Публичная лекция, столько-то за вход, и с лекторской эстрады мать, потрясенная своим явным для всех горем, попытается убедить враждебно настроенных слушателей в том, что дело ее сына — правое дело, и попробует добиться не только сочувствия, но и тех двух тысяч долларов, без которых нечего и думать о подаче апелляции.

И вот Джефсон посвящает ее в свой план и предлагает набросать текст лекции, используя материалы защиты, — все те данные, которые проливают истинный свет на дело ее сына, — а она вольна расположить и преподнести это публике по-своему. И у нее уже загораются глаза и смуглые щеки заливает краска: она согласна. Она попытается. Она обязана попытаться. Ибо разве это не господня длань протянулась к ней и не божий глас прозвучал в час беспросветного страдания?

На следующее утро Клайда привели в суд, чтобы объявить ему приговор, и миссис Грифитс с карандашом и блокнотом в руке заняла место рядом с ним, готовясь делать репортерские заметки об этой нестерпимо тягостной для нее сцены, происходящей на глазах у толпы, которая с любопытством ее разглядывала.
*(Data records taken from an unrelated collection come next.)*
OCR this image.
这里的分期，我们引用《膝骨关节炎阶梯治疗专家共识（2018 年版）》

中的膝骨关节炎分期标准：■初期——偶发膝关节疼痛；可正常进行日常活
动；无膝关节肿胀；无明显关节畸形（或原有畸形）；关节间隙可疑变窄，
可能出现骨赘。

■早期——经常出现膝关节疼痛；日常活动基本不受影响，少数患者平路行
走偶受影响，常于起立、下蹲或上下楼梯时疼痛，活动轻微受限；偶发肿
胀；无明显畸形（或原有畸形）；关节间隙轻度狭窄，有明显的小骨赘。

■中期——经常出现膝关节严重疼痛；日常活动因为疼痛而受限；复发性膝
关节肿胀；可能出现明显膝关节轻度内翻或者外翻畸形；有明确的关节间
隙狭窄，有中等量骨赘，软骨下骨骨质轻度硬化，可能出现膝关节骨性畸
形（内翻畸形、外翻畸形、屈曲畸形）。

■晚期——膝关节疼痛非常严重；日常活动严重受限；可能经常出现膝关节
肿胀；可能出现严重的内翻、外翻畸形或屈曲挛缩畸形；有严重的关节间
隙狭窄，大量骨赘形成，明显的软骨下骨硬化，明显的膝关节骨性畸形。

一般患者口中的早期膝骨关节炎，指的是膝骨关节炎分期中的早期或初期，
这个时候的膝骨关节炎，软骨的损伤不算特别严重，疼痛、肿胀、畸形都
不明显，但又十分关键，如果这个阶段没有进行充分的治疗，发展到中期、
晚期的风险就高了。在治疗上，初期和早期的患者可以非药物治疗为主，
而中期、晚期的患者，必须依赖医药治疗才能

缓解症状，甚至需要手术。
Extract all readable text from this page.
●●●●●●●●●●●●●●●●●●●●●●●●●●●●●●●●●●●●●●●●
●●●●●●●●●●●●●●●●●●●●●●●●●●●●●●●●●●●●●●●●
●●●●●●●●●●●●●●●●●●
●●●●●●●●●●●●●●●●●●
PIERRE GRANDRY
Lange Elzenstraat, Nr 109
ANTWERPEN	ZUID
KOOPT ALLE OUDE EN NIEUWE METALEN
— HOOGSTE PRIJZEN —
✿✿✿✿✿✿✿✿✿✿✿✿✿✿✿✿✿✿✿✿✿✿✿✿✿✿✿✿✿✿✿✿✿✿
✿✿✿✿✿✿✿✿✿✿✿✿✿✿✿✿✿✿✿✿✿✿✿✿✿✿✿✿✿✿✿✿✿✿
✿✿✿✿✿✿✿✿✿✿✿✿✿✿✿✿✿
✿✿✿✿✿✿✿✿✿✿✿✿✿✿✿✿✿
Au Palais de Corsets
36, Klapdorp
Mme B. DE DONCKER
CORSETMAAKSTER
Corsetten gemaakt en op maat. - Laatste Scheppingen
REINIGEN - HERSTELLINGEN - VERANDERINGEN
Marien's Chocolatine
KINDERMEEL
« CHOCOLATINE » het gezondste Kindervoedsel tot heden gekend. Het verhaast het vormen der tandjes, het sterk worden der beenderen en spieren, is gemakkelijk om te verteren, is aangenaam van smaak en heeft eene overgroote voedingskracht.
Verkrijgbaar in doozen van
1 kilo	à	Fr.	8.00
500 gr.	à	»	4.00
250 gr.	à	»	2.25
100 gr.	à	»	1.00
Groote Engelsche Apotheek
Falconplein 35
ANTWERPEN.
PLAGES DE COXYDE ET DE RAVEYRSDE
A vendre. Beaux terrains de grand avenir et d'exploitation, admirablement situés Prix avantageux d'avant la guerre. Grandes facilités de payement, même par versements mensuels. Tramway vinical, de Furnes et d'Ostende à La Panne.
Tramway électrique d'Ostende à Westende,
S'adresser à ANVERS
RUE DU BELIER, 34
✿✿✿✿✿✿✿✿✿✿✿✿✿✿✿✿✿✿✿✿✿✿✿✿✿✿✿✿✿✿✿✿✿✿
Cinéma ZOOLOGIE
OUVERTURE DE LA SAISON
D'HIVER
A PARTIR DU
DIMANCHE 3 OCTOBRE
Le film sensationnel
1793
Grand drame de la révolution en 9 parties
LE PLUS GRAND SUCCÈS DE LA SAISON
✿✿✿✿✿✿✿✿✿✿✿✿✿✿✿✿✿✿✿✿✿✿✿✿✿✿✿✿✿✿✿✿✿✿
Его родная мать! В роли репортера! В том, как они сидят рядом, во всей этой сцене есть что-то чрезмерно нелепое, бессердечное, даже противоестественное. И подумать только, что ликургские Грифитсы приходятся им ближайшей родней!

Но Клайда ее присутствие ободряет и поддерживает. Ведь вчера вечером она снова побывала в тюрьме и рассказала ему о своем плане. Сейчас же после объявления приговора — каков бы он ни был — она примется за дело.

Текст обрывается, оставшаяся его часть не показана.